My point is:  no matter what kind of birth you have, it may take a long time to feel good again.  My intention is not to scare you but to reassure you.  I caused myself undue stress by assuming that I would heal a lot quicker than I did.  I thought 6 weeks would be the very longest it would take me to feel good again.  Oh, NO!  Not even close.  I sincerely hope you heal faster than I have, but if you don’t, please don’t worry!  Give yourself time.  The waiting really really sucks, but it will happen!  Make patience your best friend.

When I was in the midst of physically feeling really, really bad, week after week after week, I had a lot of time to think about all the “what ifs”:

  • What if I’d had a c-section?  Would I have had less pain?  Would I have healed faster?  Is that possible?
  • What if I’d started out in the hospital to begin with?  Would my baby have needed the NICU if I hadn’t pushed for those extra hours? (**See note.)
  • What if my baby didn’t go to the NICU?  Would I have been successful with breastfeeding?
  • What if I’d had an epidural instead of doing it unmedicated?  Would I have been less physically spent when he was finally born?  Would I have been able to feel elation when he came out instead of feeling dazed and traumatized?
  • What if I’d been able to birth my baby vaginally without an episiotomy cut?  How much different  would I feel?
  • What if I hadn’t taken castor oil to induce me at 41 weeks + 2 days?  Would I have gone into labor on my own before 42 weeks anyway?  Would I have had an easier labor?  Would it have changed the outcome?

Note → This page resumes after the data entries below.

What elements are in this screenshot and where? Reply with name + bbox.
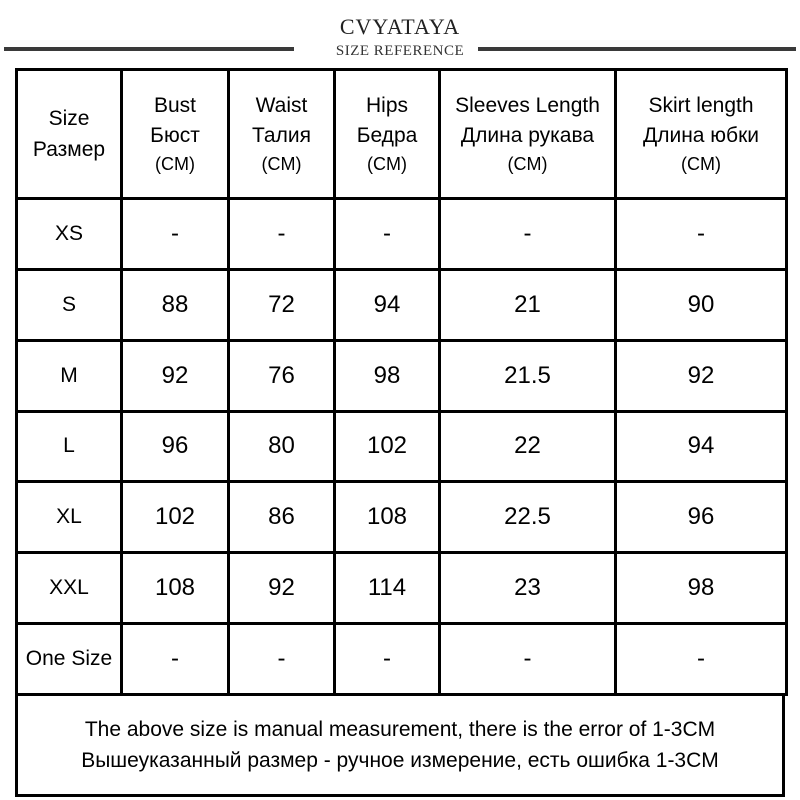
waist-cell: 80 <box>227 409 336 484</box>
column-header-unit: (CM) <box>681 154 721 174</box>
size-chart-table: Size Размер Bust Бюст (CM) Waist Талия (… <box>15 68 788 696</box>
column-header-ru: Длина рукава <box>460 124 595 147</box>
header: CVYATAYA SIZE REFERENCE <box>0 0 800 66</box>
column-header-ru: Бюст <box>150 124 200 147</box>
size-cell: M <box>15 338 123 413</box>
skirt-length-cell: 92 <box>614 338 788 413</box>
bust-cell: - <box>120 197 230 271</box>
waist-cell: 92 <box>227 551 336 626</box>
bust-cell: 108 <box>120 551 230 626</box>
bust-cell: - <box>120 622 230 696</box>
bust-cell: 88 <box>120 267 230 342</box>
column-header-ru: Бедра <box>356 124 418 147</box>
note-line-en: The above size is manual measurement, th… <box>84 718 716 741</box>
skirt-length-cell: 94 <box>614 409 788 484</box>
hips-cell: 98 <box>333 338 441 413</box>
size-cell: L <box>15 409 123 484</box>
bust-column-header: Bust Бюст (CM) <box>120 68 230 200</box>
column-header-ru: Длина юбки <box>642 124 759 147</box>
column-header-unit: (CM) <box>155 154 195 174</box>
hips-cell: 94 <box>333 267 441 342</box>
size-cell: One Size <box>15 622 123 696</box>
brand-title: CVYATAYA <box>339 14 461 39</box>
bust-cell: 102 <box>120 480 230 555</box>
hips-cell: 102 <box>333 409 441 484</box>
hips-cell: 108 <box>333 480 441 555</box>
size-cell: S <box>15 267 123 342</box>
sleeves-length-cell: 23 <box>438 551 617 626</box>
hips-column-header: Hips Бедра (CM) <box>333 68 441 200</box>
skirt-length-cell: 90 <box>614 267 788 342</box>
column-header-unit: (CM) <box>507 154 548 174</box>
column-header-en: Waist <box>255 94 308 117</box>
column-header-en: Hips <box>365 94 408 117</box>
waist-cell: 76 <box>227 338 336 413</box>
sleeves-length-column-header: Sleeves Length Длина рукава (CM) <box>438 68 617 200</box>
skirt-length-cell: 96 <box>614 480 788 555</box>
skirt-length-cell: 98 <box>614 551 788 626</box>
bust-cell: 96 <box>120 409 230 484</box>
waist-column-header: Waist Талия (CM) <box>227 68 336 200</box>
table-row: One Size - - - - - <box>15 622 788 696</box>
column-header-ru: Талия <box>252 124 311 147</box>
skirt-length-column-header: Skirt length Длина юбки (CM) <box>614 68 788 200</box>
hips-cell: - <box>333 622 441 696</box>
skirt-length-cell: - <box>614 622 788 696</box>
sleeves-length-cell: 22.5 <box>438 480 617 555</box>
waist-cell: 72 <box>227 267 336 342</box>
header-rule-left <box>4 47 294 51</box>
bust-cell: 92 <box>120 338 230 413</box>
sleeves-length-cell: 22 <box>438 409 617 484</box>
hips-cell: 114 <box>333 551 441 626</box>
note-line-ru: Вышеуказанный размер - ручное измерение,… <box>81 749 719 772</box>
table-header-row: Size Размер Bust Бюст (CM) Waist Талия (… <box>15 68 788 200</box>
sleeves-length-cell: - <box>438 197 617 271</box>
sleeves-length-cell: - <box>438 622 617 696</box>
size-header-en: Size <box>48 107 90 130</box>
column-header-en: Bust <box>153 94 197 117</box>
skirt-length-cell: - <box>614 197 788 271</box>
column-header-en: Skirt length <box>648 94 754 117</box>
waist-cell: 86 <box>227 480 336 555</box>
size-header-ru: Размер <box>32 138 106 161</box>
table-row: XL 102 86 108 22.5 96 <box>15 480 788 555</box>
column-header-unit: (CM) <box>367 154 407 174</box>
hips-cell: - <box>333 197 441 271</box>
header-subtitle: SIZE REFERENCE <box>335 43 465 59</box>
column-header-unit: (CM) <box>261 154 302 174</box>
sleeves-length-cell: 21 <box>438 267 617 342</box>
table-row: M 92 76 98 21.5 92 <box>15 338 788 413</box>
waist-cell: - <box>227 622 336 696</box>
measurement-note: The above size is manual measurement, th… <box>15 694 785 797</box>
size-cell: XL <box>15 480 123 555</box>
header-rule-right <box>478 47 796 51</box>
size-cell: XS <box>15 197 123 271</box>
size-cell: XXL <box>15 551 123 626</box>
table-row: L 96 80 102 22 94 <box>15 409 788 484</box>
table-row: XS - - - - - <box>15 197 788 271</box>
table-row: XXL 108 92 114 23 98 <box>15 551 788 626</box>
waist-cell: - <box>227 197 336 271</box>
sleeves-length-cell: 21.5 <box>438 338 617 413</box>
table-row: S 88 72 94 21 90 <box>15 267 788 342</box>
column-header-en: Sleeves Length <box>455 94 600 117</box>
size-column-header: Size Размер <box>15 68 123 200</box>
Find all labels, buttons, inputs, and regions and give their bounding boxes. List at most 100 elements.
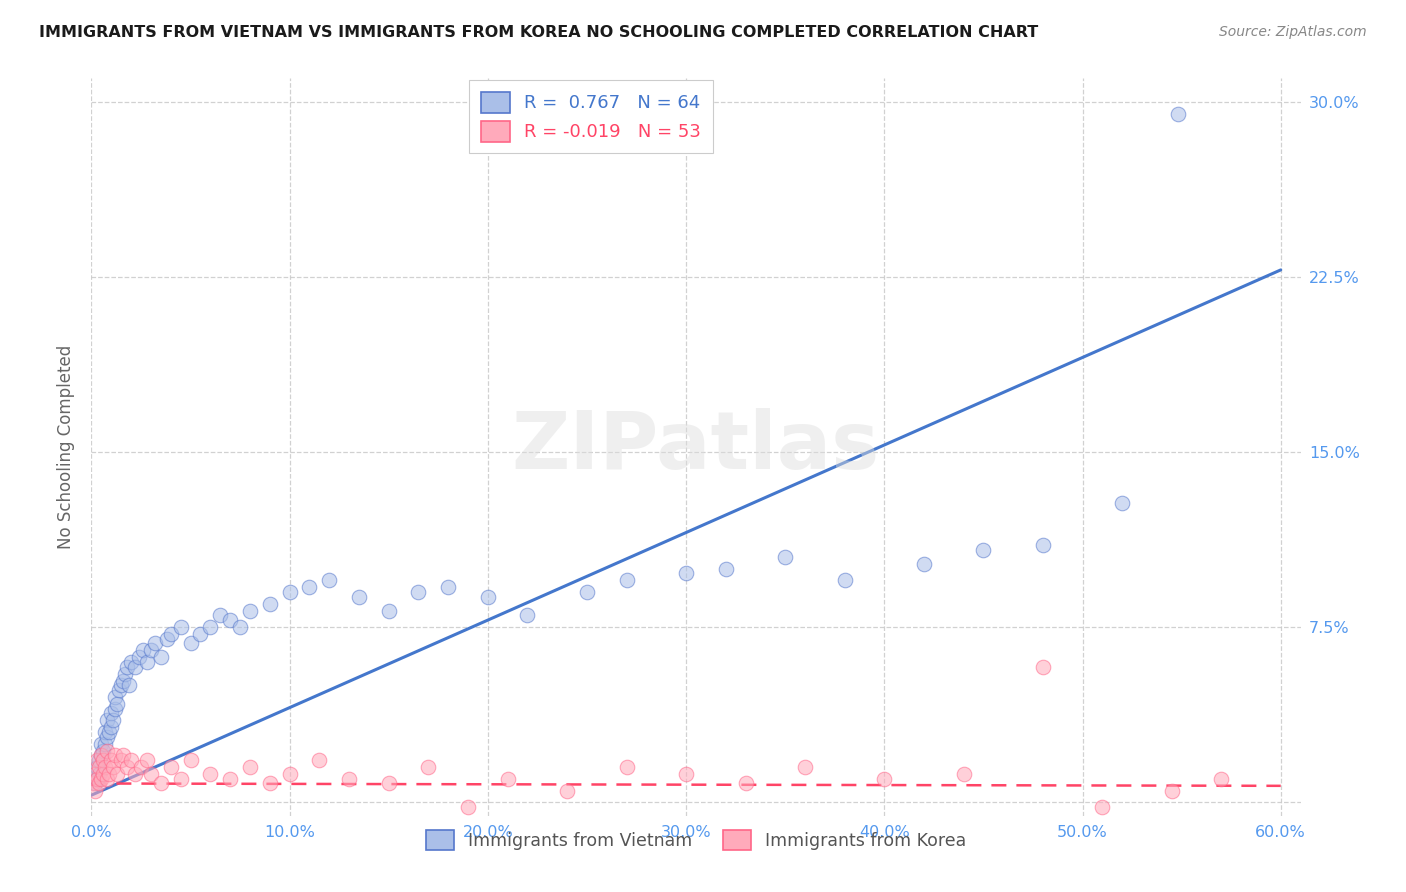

What if, what if, what if?  Why do we do that to ourselves?  Yep– if I’d had a c-section, you can bet that I’d be playing the same “what if” game from that perspective.  It’s insane!!

What points am I trying to make?  What advice do I want to give?

When we’re pregnant, it’s only natural that we want the perfect birth experience.  When that happens it’s great!  I’m sooo happy for those lucky ladies!  But if it didn’t happen for you, then try to be gentle with yourself.   It’s not your fault.  You did the best you could.  Give yourself the time to grieve for the birth experience that you wanted but didn’t get.  Give yourself a lot of time.  Time does heal.  Know that the post-partum hormonal crash makes every sad feeling feel so much worse.

Nope– I’ll never know if changing one or more variables in my labor and delivery experience would have turned my traumatic experience into a satisfying one.  With every passing month, I’m letting go of the what ifs.  I’m getting closer and closer to…acceptance.

Yep– now that I’ve had my own “less-than-ideal childbirth and failed breastfeeding” experiences, I realize that my thinking on this topic is no longer “black and white” like it used to be.

Before, it was a little too easy to assume that a hospital birth would be bad and a birth center birth would be good…an epidural would be bad, and an unmedicated birth would be good…a c-section would be bad, and a vaginal birth would be good…formula feeding would be bad and breastfeeding would be good…etc, etc.

Now I know that there’s plenty of good and bad in all of it.  A lot of things are out of our control, anyway.

Andrea– congratulations again!  Enjoy your new baby girl.  Rest when you can (easier said than done, I know!)  Recover.  Accept help whenever you can.  Do what’s best for you and your baby.  These next few weeks will probably be difficult, but you’ll get through it.  The learning curve can be rough, but pretty soon you and your baby will have a “flow.”  Enjoy each phase of your newborn’s development.  It’s true that they grow so fast!  I’m starting to have a lot of fun with my almost 3 month old.



(P.S.: I’m still a brand new mom!)


(**Note that my baby was never in any distress while I was pushing.  I do not fault my midwife in any way whatsoever.  I support her and all of her decision making surrounding my labor.  And, during my 6 week post-partum check-up we actually had this same “what if” conversation.)